RG: My first recommendation would be money. I would like the President to go ahead with what he promised for world AIDS relief. … He has given a pittance compared to the promise. … He's not going to do it. He doesn't care. … He is filled with such hatred because of his own religious convictions, which are essentially fundamentalist. … And [I would ask] that a lot of that money be appropriated for our own country. We're in trouble, ADAP (AIDS Drug Assistance Program) is in trouble. There are waiting lists for people to get medication. … There should be money for education … to talk about condoms and safer sex. … It's difficult now even to write grant proposals. The CDC (Centers for Disease Control) can't write a grant proposal if it has anything to do with sex education. So there's no money for that. You can't write a grant proposal for research if you have to talk about men having sex with men. That's not allowed.

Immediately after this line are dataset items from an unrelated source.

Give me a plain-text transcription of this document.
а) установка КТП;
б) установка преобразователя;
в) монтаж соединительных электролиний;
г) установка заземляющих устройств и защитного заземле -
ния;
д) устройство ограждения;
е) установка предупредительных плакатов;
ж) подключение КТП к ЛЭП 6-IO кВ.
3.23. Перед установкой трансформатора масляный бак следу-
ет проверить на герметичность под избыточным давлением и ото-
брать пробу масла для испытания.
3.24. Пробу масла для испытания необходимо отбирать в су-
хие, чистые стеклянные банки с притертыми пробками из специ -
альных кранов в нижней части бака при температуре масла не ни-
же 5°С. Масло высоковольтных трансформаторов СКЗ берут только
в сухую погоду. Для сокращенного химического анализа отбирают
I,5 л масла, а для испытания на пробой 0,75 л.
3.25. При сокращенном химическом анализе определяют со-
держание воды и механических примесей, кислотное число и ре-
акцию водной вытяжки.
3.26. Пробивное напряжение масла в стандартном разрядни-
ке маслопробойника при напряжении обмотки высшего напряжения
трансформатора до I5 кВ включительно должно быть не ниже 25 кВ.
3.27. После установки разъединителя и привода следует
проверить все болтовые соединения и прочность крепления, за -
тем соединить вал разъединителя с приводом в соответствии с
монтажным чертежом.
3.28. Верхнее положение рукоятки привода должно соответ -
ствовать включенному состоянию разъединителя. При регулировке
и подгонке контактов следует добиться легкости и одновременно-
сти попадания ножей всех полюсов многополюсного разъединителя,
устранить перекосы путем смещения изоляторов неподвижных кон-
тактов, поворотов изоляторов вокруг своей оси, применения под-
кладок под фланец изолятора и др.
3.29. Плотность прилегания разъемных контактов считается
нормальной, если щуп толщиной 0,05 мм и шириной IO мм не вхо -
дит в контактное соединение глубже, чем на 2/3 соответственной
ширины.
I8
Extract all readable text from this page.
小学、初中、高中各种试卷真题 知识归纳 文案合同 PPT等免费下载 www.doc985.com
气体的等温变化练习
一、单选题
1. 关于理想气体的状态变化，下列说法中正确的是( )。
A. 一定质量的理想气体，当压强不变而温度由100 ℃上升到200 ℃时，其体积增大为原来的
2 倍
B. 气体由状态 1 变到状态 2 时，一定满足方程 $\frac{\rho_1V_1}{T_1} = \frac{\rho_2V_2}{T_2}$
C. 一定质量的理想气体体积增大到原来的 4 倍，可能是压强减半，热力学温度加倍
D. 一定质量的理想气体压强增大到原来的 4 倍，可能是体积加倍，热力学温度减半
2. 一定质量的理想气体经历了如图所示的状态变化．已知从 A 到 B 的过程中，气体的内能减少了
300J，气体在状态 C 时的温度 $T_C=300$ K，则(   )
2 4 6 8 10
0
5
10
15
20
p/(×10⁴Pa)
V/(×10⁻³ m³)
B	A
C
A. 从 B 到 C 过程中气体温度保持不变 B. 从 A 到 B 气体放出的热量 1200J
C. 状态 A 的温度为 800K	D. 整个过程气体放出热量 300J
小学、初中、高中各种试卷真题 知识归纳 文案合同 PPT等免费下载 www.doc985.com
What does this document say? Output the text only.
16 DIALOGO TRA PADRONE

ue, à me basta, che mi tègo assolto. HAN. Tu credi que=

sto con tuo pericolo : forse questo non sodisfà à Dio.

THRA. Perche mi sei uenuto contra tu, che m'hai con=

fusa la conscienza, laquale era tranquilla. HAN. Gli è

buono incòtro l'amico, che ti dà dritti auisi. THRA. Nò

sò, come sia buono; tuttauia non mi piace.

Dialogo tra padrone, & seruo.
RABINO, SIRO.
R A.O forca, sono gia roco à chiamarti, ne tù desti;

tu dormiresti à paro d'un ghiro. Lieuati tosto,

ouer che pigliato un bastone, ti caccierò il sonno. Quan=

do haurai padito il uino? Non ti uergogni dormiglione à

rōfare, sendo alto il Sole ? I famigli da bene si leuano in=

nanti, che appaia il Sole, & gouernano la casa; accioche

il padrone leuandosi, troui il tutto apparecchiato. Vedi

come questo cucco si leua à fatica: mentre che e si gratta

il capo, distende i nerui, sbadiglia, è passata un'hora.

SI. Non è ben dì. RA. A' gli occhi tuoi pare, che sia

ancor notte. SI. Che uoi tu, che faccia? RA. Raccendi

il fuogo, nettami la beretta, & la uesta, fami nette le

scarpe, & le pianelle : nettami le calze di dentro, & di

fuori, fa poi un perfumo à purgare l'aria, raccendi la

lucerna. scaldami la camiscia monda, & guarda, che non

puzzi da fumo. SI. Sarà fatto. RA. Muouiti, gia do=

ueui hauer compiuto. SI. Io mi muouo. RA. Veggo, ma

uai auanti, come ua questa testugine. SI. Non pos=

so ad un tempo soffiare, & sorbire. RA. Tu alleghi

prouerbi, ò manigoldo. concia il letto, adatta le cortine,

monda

My recommendation would be to recognize the absolute reality that AIDS in this country is still epidemic. … The drugs that we have control the disease to an extent. People are still dying due to complications from AIDS and now they are dying from complications due to the medication. So there has to be research to produce less toxic drugs to control the disease while we look for a cure. But unless grants can be written using language that refers to sex, there isn't going to be money to do that.
MJP: What do you consider to be your most important achievement?
RG: Probably surviving. I met death three times in the '90s and survived each encounter. Before AIDS, my largest accomplishment was changing people's hearts, teaching people how to see who they really are and how to love themselves and I did that as a teacher and a concert artist. … I do that now as a spiritual director. I've had my practice since 1987. The majority of my clients in the '80s were gay men with AIDS who were facing their mortality and had no spiritual foundation from which to die. A large part of my work is to bring to consciousness the natural spirituality of queer men and women. … Today my clients tend to be queer or seminarians who are struggling with their sexuality in terms of the ordination process.
I want to talk a little about Stonewall because it has reached a place of unconscious in queer culture. What happened in New York in June '69 was an act of revolution … and it was started by street transvestites … the drag queens who had nothing to lose are the ones who finally said 'no' to the oppression. … We need to know that the reason that we can have the bars in Chicago that we have today is because there was a Gay Liberation Front in Chicago that challenged organized crime, which owned the bars. We put our lives in danger. … Before, the [gay] bars were dark, sad places … there was no dancing, no food, no conversation, no pride, no humanity. The year after Stonewall, we took the bars back from the mafia and made them our own. … And now we can celebrate our queer lives and laugh.